Dans la première moitié du XIXe siècle, la contre-révolution est philosophique (Maistre, Bonald) et littéraire (Chateaubriand, Balzac, Barbey d'Aurevilly). Après 1848 vient le temps du catholicisme social, qui fut en France, avant tout, l'oeuvre de royalistes légitimistes. Le marquis de La Tour du Pin, le comte Albert de Mun mais aussi le futur maréchal Lyautey s'illustrent dans cette démarche nourrie autant de politique que de religion. 

Néanmoins les temps sont durs pour les contre-révolutionnaires : en 1892, le pape Léon XIII, tout en encourageant le catholicisme social, incite au ralliement au régime républicain, conseil que suivront des personnalités aussi importantes qu'Albert de Mun. Edmond Michelet, passé de l'Action française à la démocratie chrétienne, puis ministre du général de Gaulle, fera remarquer que ce dernier connaissait mieux La Tour du Pin que Marx, d'où son intérêt pour la "participation". 

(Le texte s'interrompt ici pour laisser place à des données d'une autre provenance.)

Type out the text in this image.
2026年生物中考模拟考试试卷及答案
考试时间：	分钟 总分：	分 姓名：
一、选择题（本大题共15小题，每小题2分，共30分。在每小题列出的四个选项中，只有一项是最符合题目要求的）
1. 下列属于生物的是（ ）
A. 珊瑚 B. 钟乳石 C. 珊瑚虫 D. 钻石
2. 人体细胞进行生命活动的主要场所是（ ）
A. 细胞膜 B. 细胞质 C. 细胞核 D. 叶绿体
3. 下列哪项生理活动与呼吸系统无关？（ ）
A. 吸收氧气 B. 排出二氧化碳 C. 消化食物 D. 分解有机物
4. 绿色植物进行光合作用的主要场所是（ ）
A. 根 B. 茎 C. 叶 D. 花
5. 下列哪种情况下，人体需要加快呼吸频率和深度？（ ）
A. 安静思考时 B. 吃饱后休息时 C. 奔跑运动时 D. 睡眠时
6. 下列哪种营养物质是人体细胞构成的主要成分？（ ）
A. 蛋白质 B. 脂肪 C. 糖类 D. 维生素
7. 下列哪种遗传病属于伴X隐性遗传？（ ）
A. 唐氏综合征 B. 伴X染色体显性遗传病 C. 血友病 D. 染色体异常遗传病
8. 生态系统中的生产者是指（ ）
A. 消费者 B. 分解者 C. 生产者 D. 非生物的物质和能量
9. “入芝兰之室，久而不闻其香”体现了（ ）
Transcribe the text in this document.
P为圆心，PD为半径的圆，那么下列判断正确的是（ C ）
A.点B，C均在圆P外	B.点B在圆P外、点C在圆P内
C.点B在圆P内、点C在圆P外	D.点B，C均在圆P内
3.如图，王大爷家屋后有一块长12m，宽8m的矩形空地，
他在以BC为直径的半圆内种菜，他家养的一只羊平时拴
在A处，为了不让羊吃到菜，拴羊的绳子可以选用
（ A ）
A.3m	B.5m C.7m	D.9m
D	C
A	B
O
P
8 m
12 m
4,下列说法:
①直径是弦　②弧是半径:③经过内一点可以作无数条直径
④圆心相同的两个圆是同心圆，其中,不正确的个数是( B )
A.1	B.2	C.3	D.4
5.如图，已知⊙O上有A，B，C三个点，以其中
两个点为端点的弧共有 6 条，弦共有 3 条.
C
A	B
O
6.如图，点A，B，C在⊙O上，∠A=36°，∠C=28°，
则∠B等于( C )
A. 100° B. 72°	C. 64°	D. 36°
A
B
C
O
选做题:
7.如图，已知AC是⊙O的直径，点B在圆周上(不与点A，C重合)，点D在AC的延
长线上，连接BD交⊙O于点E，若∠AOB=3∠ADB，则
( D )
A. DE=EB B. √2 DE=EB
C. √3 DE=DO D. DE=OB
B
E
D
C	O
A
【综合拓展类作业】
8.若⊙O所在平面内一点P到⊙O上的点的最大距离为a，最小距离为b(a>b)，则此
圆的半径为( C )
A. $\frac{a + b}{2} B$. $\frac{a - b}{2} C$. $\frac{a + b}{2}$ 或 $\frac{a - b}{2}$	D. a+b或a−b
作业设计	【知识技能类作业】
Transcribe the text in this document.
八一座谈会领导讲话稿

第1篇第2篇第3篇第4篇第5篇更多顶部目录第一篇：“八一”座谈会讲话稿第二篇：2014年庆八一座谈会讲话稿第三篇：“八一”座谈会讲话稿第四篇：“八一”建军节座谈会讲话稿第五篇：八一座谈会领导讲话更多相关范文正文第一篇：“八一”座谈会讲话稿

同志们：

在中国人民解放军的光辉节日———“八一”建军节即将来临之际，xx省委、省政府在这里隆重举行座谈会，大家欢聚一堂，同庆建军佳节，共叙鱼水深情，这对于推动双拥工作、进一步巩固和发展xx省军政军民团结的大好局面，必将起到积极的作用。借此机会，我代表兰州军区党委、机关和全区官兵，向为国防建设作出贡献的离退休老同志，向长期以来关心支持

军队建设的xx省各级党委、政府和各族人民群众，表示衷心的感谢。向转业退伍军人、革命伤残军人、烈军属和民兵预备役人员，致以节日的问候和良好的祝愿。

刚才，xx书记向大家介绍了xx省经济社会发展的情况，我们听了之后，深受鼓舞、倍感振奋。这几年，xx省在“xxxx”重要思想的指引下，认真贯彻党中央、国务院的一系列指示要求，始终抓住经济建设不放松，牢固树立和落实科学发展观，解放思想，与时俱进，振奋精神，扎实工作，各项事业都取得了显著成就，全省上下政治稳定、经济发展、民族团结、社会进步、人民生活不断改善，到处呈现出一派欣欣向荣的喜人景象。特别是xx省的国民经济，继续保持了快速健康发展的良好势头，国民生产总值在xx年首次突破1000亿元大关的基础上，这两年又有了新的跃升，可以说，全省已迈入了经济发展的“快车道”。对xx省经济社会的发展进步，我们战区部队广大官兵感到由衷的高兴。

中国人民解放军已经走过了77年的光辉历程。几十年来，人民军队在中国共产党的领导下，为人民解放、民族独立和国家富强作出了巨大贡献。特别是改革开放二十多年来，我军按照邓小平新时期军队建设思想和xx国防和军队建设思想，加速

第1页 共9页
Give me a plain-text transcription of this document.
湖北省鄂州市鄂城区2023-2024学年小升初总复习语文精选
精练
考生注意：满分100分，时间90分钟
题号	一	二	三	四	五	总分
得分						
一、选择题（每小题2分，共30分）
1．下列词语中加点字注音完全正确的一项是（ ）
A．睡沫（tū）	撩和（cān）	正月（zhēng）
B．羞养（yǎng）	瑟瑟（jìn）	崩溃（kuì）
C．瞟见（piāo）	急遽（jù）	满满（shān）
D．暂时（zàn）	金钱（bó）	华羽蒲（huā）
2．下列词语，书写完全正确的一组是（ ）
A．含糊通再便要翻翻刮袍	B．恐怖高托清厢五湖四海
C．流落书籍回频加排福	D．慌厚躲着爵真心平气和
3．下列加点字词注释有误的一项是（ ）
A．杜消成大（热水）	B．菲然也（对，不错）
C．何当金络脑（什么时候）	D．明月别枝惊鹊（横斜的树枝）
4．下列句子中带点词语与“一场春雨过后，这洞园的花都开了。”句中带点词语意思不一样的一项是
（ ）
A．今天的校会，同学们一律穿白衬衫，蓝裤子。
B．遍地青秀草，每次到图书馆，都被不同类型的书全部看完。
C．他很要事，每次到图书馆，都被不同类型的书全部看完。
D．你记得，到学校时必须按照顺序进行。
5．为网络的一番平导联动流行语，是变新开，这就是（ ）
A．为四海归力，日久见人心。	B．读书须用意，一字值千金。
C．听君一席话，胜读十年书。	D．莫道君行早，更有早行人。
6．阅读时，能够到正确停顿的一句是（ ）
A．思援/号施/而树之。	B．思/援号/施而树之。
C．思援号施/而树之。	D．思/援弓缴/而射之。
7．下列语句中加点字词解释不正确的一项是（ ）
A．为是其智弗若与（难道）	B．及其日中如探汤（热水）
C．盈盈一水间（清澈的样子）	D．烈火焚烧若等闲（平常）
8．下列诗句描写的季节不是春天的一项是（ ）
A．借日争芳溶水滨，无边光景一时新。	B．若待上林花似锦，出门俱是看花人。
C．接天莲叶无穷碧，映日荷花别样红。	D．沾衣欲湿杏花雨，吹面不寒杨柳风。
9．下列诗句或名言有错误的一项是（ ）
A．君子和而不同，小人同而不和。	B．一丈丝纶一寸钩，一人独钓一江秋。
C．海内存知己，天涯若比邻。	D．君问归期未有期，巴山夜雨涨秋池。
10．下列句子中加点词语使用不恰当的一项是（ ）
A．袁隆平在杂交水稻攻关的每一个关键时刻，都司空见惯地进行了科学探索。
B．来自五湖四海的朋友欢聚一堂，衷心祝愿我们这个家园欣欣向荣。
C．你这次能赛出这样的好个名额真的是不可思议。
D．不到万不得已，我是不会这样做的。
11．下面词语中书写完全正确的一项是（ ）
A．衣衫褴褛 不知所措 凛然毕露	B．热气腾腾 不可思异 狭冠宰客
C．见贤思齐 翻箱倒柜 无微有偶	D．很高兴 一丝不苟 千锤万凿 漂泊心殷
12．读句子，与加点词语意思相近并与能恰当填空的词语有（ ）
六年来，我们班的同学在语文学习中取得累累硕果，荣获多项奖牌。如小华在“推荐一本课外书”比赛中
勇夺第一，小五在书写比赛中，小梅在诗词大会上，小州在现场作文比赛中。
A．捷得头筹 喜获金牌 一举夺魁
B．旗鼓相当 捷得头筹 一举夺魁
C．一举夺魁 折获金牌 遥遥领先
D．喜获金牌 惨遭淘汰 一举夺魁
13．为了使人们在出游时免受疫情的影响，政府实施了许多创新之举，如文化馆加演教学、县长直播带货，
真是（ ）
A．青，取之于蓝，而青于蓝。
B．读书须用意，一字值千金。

A partir de 1899, le flambeau de la contre-révolution est progressivement relevé par l'Action française. Son théoricien, Charles Maurras, pourfendeur du jacobinisme centralisateur et du romantisme littéraire, s'illustre par sa violence polémique et sa volonté d'en découdre avec la république. La greffe nationaliste sur le vieux fond royaliste ne se fait pas sans déboires : l'Action française est condamnée par le Vatican en 1926 et désavouée en 1937 par le prétendant au trône de France, le comte de Paris.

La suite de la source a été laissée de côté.